Grande sorpresa suscitò la scoperta che non è il testosterone per sé, ma un suo metabolita, il 17β−estradiolo (derivato dalla conversione in situ del testosterone effettuata da un'aromatasi dell'ipotalamo), a causare il differenziamento in senso maschile dell'ipotalamo (Ryan e collaboratori 1972). Nella femmina l'effetto mascolinizzante dell'estradiolo sarebbe prevenuto dall'elevata concentrazione di α−fetoproteina che mostra un'alta affinità di legame per questo ormone, con conseguente riduzione della quantità di steroide disponibile per le cellule bersaglio (McEwan e collaboratori 1975; Attardi e Rouslahti 1976).
Il differenziamento sessuale dell'ipotalamo ha trovato recentemente una base morfologica: nel ratto è stato individuato un dimorfismo sessuale del volume di un nucleo dell'area preottica, maggiore nel maschio che nella femmina (Gorski 1984) (fig. 7). Un dimorfismo sessuale simile è stato osservato nel nucleo preottico mediale dell'ipotalamo della quaglia giapponese, Coturnix japonica (Viglietti-Panzica e collaboratori 1986).

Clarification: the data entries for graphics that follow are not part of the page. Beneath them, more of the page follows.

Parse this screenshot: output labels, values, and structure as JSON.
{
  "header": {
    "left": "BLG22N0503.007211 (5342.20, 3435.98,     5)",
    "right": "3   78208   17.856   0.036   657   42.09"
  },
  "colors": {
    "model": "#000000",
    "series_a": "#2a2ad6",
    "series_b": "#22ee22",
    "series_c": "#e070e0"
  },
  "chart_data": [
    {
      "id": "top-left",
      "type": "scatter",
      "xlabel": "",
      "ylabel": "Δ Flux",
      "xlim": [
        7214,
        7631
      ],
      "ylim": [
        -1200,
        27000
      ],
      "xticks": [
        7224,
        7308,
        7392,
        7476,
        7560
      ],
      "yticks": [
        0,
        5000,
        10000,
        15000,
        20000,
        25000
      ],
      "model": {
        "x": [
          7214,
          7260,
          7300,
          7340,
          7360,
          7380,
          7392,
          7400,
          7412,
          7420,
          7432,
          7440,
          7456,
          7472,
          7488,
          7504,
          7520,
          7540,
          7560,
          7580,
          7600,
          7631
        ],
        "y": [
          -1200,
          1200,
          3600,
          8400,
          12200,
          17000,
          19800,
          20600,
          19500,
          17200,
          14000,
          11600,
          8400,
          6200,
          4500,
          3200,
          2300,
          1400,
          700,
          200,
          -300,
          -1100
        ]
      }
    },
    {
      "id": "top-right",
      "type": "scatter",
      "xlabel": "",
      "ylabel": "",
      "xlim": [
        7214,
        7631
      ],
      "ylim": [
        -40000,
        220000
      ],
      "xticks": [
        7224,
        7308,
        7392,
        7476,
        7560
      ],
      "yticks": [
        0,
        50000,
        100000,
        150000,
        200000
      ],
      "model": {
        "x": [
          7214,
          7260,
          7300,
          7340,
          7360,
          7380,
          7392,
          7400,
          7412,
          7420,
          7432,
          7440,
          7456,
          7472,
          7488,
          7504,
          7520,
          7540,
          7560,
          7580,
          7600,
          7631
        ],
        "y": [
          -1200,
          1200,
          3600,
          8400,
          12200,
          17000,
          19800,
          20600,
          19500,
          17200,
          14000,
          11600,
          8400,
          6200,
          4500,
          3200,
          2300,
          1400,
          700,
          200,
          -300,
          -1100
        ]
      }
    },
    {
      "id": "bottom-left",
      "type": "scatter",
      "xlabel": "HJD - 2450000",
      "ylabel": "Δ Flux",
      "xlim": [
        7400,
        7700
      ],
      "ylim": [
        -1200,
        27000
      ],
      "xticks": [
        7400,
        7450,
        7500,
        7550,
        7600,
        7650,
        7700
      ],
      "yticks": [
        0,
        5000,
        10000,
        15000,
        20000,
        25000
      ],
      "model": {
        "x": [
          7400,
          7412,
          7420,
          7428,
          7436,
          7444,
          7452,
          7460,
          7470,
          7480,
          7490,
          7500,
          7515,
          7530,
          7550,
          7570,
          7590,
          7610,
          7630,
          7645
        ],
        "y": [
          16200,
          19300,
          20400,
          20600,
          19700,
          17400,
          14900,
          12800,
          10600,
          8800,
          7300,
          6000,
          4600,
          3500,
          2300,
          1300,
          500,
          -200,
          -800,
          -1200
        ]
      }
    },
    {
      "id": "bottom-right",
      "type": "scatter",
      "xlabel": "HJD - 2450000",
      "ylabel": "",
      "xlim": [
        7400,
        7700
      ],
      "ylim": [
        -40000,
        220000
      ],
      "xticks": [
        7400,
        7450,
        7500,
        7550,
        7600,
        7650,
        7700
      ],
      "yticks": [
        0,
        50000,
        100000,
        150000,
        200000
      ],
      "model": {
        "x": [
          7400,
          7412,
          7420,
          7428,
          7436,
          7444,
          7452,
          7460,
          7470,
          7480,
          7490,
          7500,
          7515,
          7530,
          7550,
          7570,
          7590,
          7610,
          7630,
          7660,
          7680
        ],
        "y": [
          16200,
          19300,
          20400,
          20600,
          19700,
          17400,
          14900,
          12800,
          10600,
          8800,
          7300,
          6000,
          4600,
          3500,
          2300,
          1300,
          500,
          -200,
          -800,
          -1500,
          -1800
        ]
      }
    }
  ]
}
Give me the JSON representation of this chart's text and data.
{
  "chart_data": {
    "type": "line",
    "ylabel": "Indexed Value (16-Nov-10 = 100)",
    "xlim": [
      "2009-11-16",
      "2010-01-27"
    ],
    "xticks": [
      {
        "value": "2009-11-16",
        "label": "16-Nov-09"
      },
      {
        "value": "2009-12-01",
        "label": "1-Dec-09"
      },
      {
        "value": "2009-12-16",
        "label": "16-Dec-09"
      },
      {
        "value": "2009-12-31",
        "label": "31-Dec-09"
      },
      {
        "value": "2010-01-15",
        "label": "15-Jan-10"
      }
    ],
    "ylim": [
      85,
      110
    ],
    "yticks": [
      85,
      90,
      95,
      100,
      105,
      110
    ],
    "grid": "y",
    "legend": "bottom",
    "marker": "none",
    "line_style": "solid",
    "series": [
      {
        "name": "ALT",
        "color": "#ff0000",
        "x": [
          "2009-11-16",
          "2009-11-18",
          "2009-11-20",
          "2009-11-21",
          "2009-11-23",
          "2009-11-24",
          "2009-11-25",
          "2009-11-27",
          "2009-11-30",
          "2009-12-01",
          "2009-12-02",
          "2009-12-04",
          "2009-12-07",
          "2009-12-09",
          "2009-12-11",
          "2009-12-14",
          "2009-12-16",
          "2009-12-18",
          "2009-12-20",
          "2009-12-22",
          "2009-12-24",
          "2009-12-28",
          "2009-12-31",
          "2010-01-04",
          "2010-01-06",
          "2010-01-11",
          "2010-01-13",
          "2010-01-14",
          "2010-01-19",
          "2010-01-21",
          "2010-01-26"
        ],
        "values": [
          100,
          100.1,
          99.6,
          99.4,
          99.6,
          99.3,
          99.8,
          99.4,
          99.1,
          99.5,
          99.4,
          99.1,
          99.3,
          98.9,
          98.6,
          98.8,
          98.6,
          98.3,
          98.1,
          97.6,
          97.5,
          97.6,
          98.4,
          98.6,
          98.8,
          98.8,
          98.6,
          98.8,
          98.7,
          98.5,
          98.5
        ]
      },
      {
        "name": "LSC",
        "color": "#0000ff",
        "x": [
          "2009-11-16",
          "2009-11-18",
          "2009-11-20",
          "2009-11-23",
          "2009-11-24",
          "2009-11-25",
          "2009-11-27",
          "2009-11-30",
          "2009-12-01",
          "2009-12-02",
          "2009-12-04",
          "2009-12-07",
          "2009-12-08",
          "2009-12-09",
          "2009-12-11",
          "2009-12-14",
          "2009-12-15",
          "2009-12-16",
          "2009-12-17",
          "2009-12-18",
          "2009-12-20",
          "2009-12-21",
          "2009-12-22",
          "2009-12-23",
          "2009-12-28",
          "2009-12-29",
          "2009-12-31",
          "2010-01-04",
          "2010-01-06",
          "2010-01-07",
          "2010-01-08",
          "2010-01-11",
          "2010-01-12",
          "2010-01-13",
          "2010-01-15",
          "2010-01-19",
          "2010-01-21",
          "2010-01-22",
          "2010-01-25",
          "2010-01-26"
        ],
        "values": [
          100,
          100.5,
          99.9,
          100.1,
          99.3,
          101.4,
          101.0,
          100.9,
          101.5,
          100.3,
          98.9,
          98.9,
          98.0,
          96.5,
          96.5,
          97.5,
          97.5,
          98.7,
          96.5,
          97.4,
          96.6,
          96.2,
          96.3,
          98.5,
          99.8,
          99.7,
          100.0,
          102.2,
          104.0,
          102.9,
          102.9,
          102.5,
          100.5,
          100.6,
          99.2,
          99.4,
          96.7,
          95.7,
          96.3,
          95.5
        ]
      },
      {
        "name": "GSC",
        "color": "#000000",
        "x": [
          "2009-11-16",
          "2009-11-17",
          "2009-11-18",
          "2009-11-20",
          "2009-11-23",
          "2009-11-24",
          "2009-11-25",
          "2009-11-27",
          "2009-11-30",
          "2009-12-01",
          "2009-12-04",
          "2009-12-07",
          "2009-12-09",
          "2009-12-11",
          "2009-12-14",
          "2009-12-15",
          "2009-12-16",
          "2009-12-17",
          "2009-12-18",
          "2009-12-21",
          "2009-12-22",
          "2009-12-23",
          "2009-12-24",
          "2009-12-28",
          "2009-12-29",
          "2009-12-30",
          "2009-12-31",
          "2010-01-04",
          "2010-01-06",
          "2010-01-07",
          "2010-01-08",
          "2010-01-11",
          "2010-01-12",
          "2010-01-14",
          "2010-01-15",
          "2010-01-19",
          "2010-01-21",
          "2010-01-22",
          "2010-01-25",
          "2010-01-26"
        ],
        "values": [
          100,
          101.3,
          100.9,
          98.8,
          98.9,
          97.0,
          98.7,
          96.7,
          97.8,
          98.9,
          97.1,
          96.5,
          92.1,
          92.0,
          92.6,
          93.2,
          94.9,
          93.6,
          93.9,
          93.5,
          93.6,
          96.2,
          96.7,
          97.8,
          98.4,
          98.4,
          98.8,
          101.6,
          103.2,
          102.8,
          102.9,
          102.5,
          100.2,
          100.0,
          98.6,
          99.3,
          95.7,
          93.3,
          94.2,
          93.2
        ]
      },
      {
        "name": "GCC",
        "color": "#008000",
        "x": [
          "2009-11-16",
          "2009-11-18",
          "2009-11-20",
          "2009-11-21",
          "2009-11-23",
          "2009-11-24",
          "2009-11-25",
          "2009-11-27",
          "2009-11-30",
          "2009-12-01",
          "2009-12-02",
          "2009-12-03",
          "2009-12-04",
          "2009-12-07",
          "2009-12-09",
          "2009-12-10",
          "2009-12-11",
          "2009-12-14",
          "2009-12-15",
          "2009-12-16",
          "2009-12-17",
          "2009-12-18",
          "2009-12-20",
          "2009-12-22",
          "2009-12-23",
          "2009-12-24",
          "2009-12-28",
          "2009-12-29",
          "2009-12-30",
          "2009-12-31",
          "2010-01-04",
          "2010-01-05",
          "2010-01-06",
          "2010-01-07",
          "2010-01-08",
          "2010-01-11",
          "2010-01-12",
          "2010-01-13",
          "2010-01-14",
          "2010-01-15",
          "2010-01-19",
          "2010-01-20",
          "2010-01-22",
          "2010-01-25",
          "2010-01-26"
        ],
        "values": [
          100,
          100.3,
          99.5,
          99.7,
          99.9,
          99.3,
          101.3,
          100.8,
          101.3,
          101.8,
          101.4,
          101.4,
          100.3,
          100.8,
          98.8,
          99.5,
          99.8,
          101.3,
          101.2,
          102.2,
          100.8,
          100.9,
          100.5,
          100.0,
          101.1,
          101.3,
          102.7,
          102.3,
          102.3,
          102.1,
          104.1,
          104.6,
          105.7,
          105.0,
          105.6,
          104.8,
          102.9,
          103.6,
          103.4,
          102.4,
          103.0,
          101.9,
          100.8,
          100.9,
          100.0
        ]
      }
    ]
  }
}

Bibl.: C.B. Bridges, in Science, 54 (1921), p. 252; A. Jost, in Memoirs. Society for Endocrinology, 7 (1960), p. 49; G.W. Harris, R.P. Michael, in Journal of Physiol., 171 (1964), p. 275; J. Gubbay, J. Collignon e altri, in Endocrinology, 75 (1964), p. 627; K.L. Ryan, F. Naftolin e altri, in Journal of Obstetrics and Gynaecology, 114 (1972), p. 454; A. Jost, E. Vigier e altri, in Recent Progress in Hormone Research, 29 (1973), p. 1; B.S. McEwan, L. Plapinger e altri, in Brain Research, 96 (1975), p. 400; S. Wachtel, S. Ohno e altri, in Nature, 257 (1975), p. 235; B. Attardi, E. Rouslahti, ibid., 263 (1976), p. 685; M.W.J. Ferguson, T. Joanen, ibid., 296 (1982), p. 850; R.A. Gorski, in Serono Symposia, n. 11, Raven (New York) 1984, p. 65; A. McLaren, E. Simpson e altri, in Nature, 312 (1984), p. 552; T.W. Cline, Primary events in the determination of sex in Drosophila melanogaster, in Origin and evolution of sex, a cura di H. Halvorson e A. Monroy, New York 1985, p. 301; C. Viglietti-Panzica, M.G. Panzica e altri, in Neuroscience Letters, 64 (1986), p. 129; Y. Hasegawa, K. Haino-Fukushima, Y. Katakura, in General and Comparative Endocrinology, 67 (1987), p. 101; E. Simpson, P. Chandler e altri, in Nature, 326 (1987), p. 876; L.M. Miller, J.O. Plenefish e altri, in Cell, 55 (1988), p. 167; C. Dournon, C. Houillon, C. Pieau, in International Journal of Developmental Biology, 34 (1990), p. 81; A. Jost, E. Vigier e altri, in Nature, 346 (1990), p. 245;G. Martin, P. Juchault e altri, in General and Comparative Endocrinology, 80 (1990), p. 349; A. McLaren, in Nature, 346 (1990), p. 216; C. Polito, A. Pannuti, J. Lucchesi, in Developmental Genetics, 11 (1990), p. 249; A. McLaren, in Nature, 351 (1991), p. 96; P. Koopman, J. Gubbay e altri, ibid., p. 117; V.N. Meyers-Wallen, T.F. Manganaro e altri, in Biology of Reproduction, 45 (1991), p. 626; C. Polito, M. Furia, Sex determination and dosage compensation on Drosophila melanogaster, in Sex origin and evolution, a cura di R. Dallai, Modena 1992, p. 123.